Last April, I leaped at a chance to try the Halo myself. I’ve been following the recent emergence of brain stimulation technologies, watching with fascination as people electrify their heads in medical and recreational pursuits. At the high end, the trend includes surgically implanted deep-brain stimulators for such applications as helping Parkinson’s disease patients move normally. At the low end, an assortment of noninvasive systems that send current through the scalp is easy and cheap enough for DIYers to try at home. We can all be brain hackers now.

Ready to give it a try?

If you want to build your own rig, all you need is a 9-volt battery, some simple circuitry, and a couple of sponge electrodes to strap to your scalp. Over the past few years, enthusiastic self-experimenters have taken to Reddit and message boards to trade tips on the most basic technique for brain stimulation, called transcranial direct-current stimulation (tDCS). People also post poignant questions on the forums, asking for advice on using homemade tDCS systems to treat disorders such as depression, anxiety, and chronic pain.

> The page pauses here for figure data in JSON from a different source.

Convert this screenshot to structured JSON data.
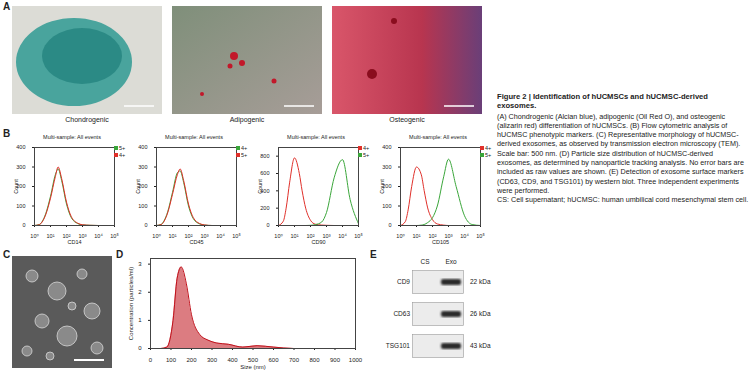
{
  "figure": {
    "panels": {
      "A": {
        "letter": "A",
        "images": [
          "Chondrogenic",
          "Adipogenic",
          "Osteogenic"
        ]
      },
      "B": {
        "letter": "B"
      },
      "C": {
        "letter": "C"
      },
      "D": {
        "letter": "D"
      },
      "E": {
        "letter": "E",
        "columns": [
          "CS",
          "Exo"
        ],
        "rows": [
          {
            "label": "CD9",
            "size": "22 kDa"
          },
          {
            "label": "CD63",
            "size": "26 kDa"
          },
          {
            "label": "TSG101",
            "size": "43 kDa"
          }
        ]
      }
    }
  },
  "chart_data": [
    {
      "type": "line",
      "title": "Multi-sample: All events",
      "xlabel": "CD14",
      "ylabel": "Count",
      "log": "x",
      "x": [
        1,
        2,
        3,
        5,
        10,
        20,
        30,
        50,
        100,
        200,
        500,
        1000,
        3000,
        10000,
        30000,
        100000
      ],
      "xlim": [
        1,
        100000
      ],
      "xticks": [
        {
          "value": 1,
          "label": "10⁰"
        },
        {
          "value": 10,
          "label": "10¹"
        },
        {
          "value": 100,
          "label": "10²"
        },
        {
          "value": 1000,
          "label": "10³"
        },
        {
          "value": 10000,
          "label": "10⁴"
        },
        {
          "value": 100000,
          "label": "10⁵"
        }
      ],
      "ylim": [
        0,
        400
      ],
      "yticks": [
        0,
        100,
        200,
        300,
        400
      ],
      "legend": "top-right",
      "series": [
        {
          "name": "5+",
          "color": "#3aa63a",
          "values": [
            0,
            5,
            20,
            60,
            150,
            260,
            290,
            230,
            110,
            40,
            10,
            3,
            1,
            0,
            0,
            0
          ]
        },
        {
          "name": "4+",
          "color": "#e0302a",
          "values": [
            0,
            4,
            18,
            55,
            140,
            250,
            300,
            240,
            120,
            45,
            12,
            4,
            1,
            0,
            0,
            0
          ]
        }
      ]
    },
    {
      "type": "line",
      "title": "Multi-sample: All events",
      "xlabel": "CD45",
      "ylabel": "Count",
      "log": "x",
      "x": [
        1,
        2,
        3,
        5,
        10,
        20,
        30,
        50,
        100,
        200,
        500,
        1000,
        3000,
        10000,
        30000,
        100000
      ],
      "xlim": [
        1,
        100000
      ],
      "xticks": [
        {
          "value": 1,
          "label": "10⁰"
        },
        {
          "value": 10,
          "label": "10¹"
        },
        {
          "value": 100,
          "label": "10²"
        },
        {
          "value": 1000,
          "label": "10³"
        },
        {
          "value": 10000,
          "label": "10⁴"
        },
        {
          "value": 100000,
          "label": "10⁵"
        }
      ],
      "ylim": [
        0,
        400
      ],
      "yticks": [
        0,
        100,
        200,
        300,
        400
      ],
      "legend": "top-right",
      "series": [
        {
          "name": "4+",
          "color": "#3aa63a",
          "values": [
            0,
            6,
            25,
            70,
            170,
            270,
            280,
            220,
            100,
            35,
            8,
            2,
            0,
            0,
            0,
            0
          ]
        },
        {
          "name": "5+",
          "color": "#e0302a",
          "values": [
            0,
            5,
            22,
            65,
            160,
            260,
            290,
            230,
            110,
            40,
            10,
            3,
            0,
            0,
            0,
            0
          ]
        }
      ]
    },
    {
      "type": "line",
      "title": "Multi-sample: All events",
      "xlabel": "CD90",
      "ylabel": "Count",
      "log": "x",
      "x": [
        1,
        2,
        3,
        5,
        10,
        20,
        30,
        50,
        100,
        200,
        500,
        1000,
        3000,
        10000,
        30000,
        100000
      ],
      "xlim": [
        1,
        100000
      ],
      "xticks": [
        {
          "value": 1,
          "label": "10⁰"
        },
        {
          "value": 10,
          "label": "10¹"
        },
        {
          "value": 100,
          "label": "10²"
        },
        {
          "value": 1000,
          "label": "10³"
        },
        {
          "value": 10000,
          "label": "10⁴"
        },
        {
          "value": 100000,
          "label": "10⁵"
        }
      ],
      "ylim": [
        0,
        900
      ],
      "yticks": [
        0,
        200,
        400,
        600,
        800
      ],
      "legend": "top-right",
      "series": [
        {
          "name": "4+",
          "color": "#e0302a",
          "values": [
            0,
            50,
            200,
            500,
            780,
            600,
            400,
            200,
            60,
            15,
            5,
            2,
            0,
            0,
            0,
            0
          ]
        },
        {
          "name": "5+",
          "color": "#3aa63a",
          "values": [
            0,
            0,
            0,
            0,
            0,
            0,
            0,
            0,
            2,
            10,
            40,
            150,
            550,
            760,
            300,
            20
          ]
        }
      ]
    },
    {
      "type": "line",
      "title": "Multi-sample: All events",
      "xlabel": "CD105",
      "ylabel": "Count",
      "log": "x",
      "x": [
        1,
        2,
        3,
        5,
        10,
        20,
        30,
        50,
        100,
        200,
        500,
        1000,
        3000,
        10000,
        30000,
        100000
      ],
      "xlim": [
        1,
        100000
      ],
      "xticks": [
        {
          "value": 1,
          "label": "10⁰"
        },
        {
          "value": 10,
          "label": "10¹"
        },
        {
          "value": 100,
          "label": "10²"
        },
        {
          "value": 1000,
          "label": "10³"
        },
        {
          "value": 10000,
          "label": "10⁴"
        },
        {
          "value": 100000,
          "label": "10⁵"
        }
      ],
      "ylim": [
        0,
        400
      ],
      "yticks": [
        0,
        100,
        200,
        300,
        400
      ],
      "legend": "top-right",
      "series": [
        {
          "name": "4+",
          "color": "#e0302a",
          "values": [
            0,
            20,
            80,
            200,
            300,
            260,
            180,
            90,
            30,
            8,
            2,
            0,
            0,
            0,
            0,
            0
          ]
        },
        {
          "name": "5+",
          "color": "#3aa63a",
          "values": [
            0,
            0,
            0,
            0,
            0,
            2,
            5,
            15,
            40,
            100,
            250,
            340,
            200,
            50,
            5,
            0
          ]
        }
      ]
    },
    {
      "type": "area",
      "xlabel": "Size (nm)",
      "ylabel": "Concentration (particles/ml)",
      "x": [
        0,
        50,
        80,
        110,
        130,
        150,
        175,
        200,
        240,
        280,
        320,
        380,
        450,
        520,
        600,
        700,
        1000
      ],
      "values": [
        0,
        0,
        0.05,
        1.0,
        2.5,
        2.9,
        2.3,
        1.2,
        0.5,
        0.3,
        0.2,
        0.15,
        0.05,
        0.1,
        0.05,
        0,
        0
      ],
      "xlim": [
        0,
        1000
      ],
      "xticks": [
        0,
        100,
        200,
        300,
        400,
        500,
        600,
        700,
        800,
        900,
        1000
      ],
      "ylim": [
        0,
        3.2
      ],
      "yticks": [
        0,
        1,
        2,
        3
      ],
      "color": "#c0101a"
    }
  ],
  "caption": {
    "title": "Figure 2 | Identification of hUCMSCs and hUCMSC-derived exosomes.",
    "body": [
      "(A) Chondrogenic (Alcian blue), adipogenic (Oil Red O), and osteogenic (alizarin red) differentiation of hUCMSCs. (B) Flow cytometric analysis of hUCMSC phenotypic markers. (C) Representative morphology of hUCMSC-derived exosomes, as observed by transmission electron microscopy (TEM). Scale bar: 500 nm. (D) Particle size distribution of hUCMSC-derived exosomes, as determined by nanoparticle tracking analysis. No error bars are included as raw values are shown. (E) Detection of exosome surface markers (CD63, CD9, and TSG101) by western blot. Three independent experiments were performed.",
      "CS: Cell supernatant; hUCMSC: human umbilical cord mesenchymal stem cell."
    ]
  }
}
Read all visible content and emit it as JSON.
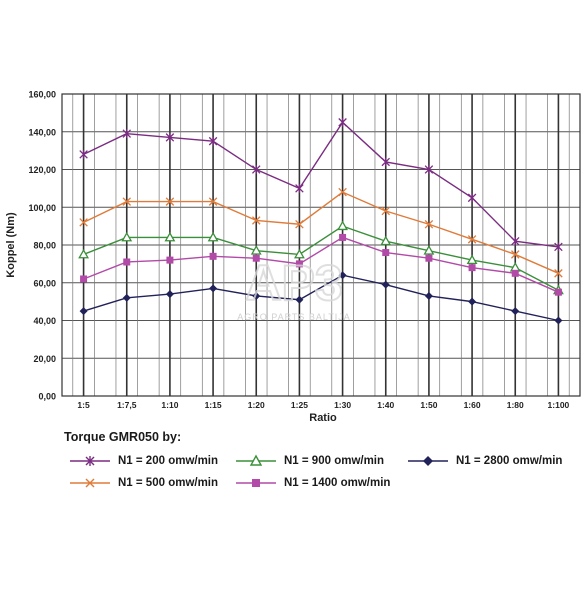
{
  "chart_data": {
    "type": "line",
    "xlabel": "Ratio",
    "ylabel": "Koppel (Nm)",
    "categories": [
      "1:5",
      "1:7,5",
      "1:10",
      "1:15",
      "1:20",
      "1:25",
      "1:30",
      "1:40",
      "1:50",
      "1:60",
      "1:80",
      "1:100"
    ],
    "y_ticks": [
      "0,00",
      "20,00",
      "40,00",
      "60,00",
      "80,00",
      "100,00",
      "120,00",
      "140,00",
      "160,00"
    ],
    "ylim": [
      0,
      160
    ],
    "grid": true,
    "legend_title": "Torque GMR050 by:",
    "series": [
      {
        "name": "N1 = 200 omw/min",
        "color": "#7b2c82",
        "marker": "star",
        "values": [
          128,
          139,
          137,
          135,
          120,
          110,
          145,
          124,
          120,
          105,
          82,
          79
        ]
      },
      {
        "name": "N1 = 500 omw/min",
        "color": "#e07b39",
        "marker": "x",
        "values": [
          92,
          103,
          103,
          103,
          93,
          91,
          108,
          98,
          91,
          83,
          75,
          65
        ]
      },
      {
        "name": "N1 = 900 omw/min",
        "color": "#3a8f3a",
        "marker": "triangle",
        "values": [
          75,
          84,
          84,
          84,
          77,
          75,
          90,
          82,
          77,
          72,
          68,
          56
        ]
      },
      {
        "name": "N1 = 1400 omw/min",
        "color": "#b24aa8",
        "marker": "square",
        "values": [
          62,
          71,
          72,
          74,
          73,
          70,
          84,
          76,
          73,
          68,
          65,
          55
        ]
      },
      {
        "name": "N1 = 2800 omw/min",
        "color": "#22225a",
        "marker": "diamond",
        "values": [
          45,
          52,
          54,
          57,
          53,
          51,
          64,
          59,
          53,
          50,
          45,
          40
        ]
      }
    ]
  },
  "watermark": {
    "logo_text": "AP3",
    "tagline": "AGRO PARTS BALTIJA"
  }
}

Now entrepreneurs are bringing out commercial devices, hoping to launch an entirely new category of wearables. These startups don’t make overt medical claims, so they’ve avoided government regulators’ scrutiny thus far. (If you’re merely curious about research studies that use tDCS to treat depression, well, they’re happy to provide information, including detailed charts of electrode placements.) But the dozen or so companies in this nascent market are bolder in declaring how their products make healthy people even better. If you believe the websites, these devices improve memory, focus, creativity, and learning. Do you want to be more socially adept? Better at math? Free of your cigarette addiction? You get the idea.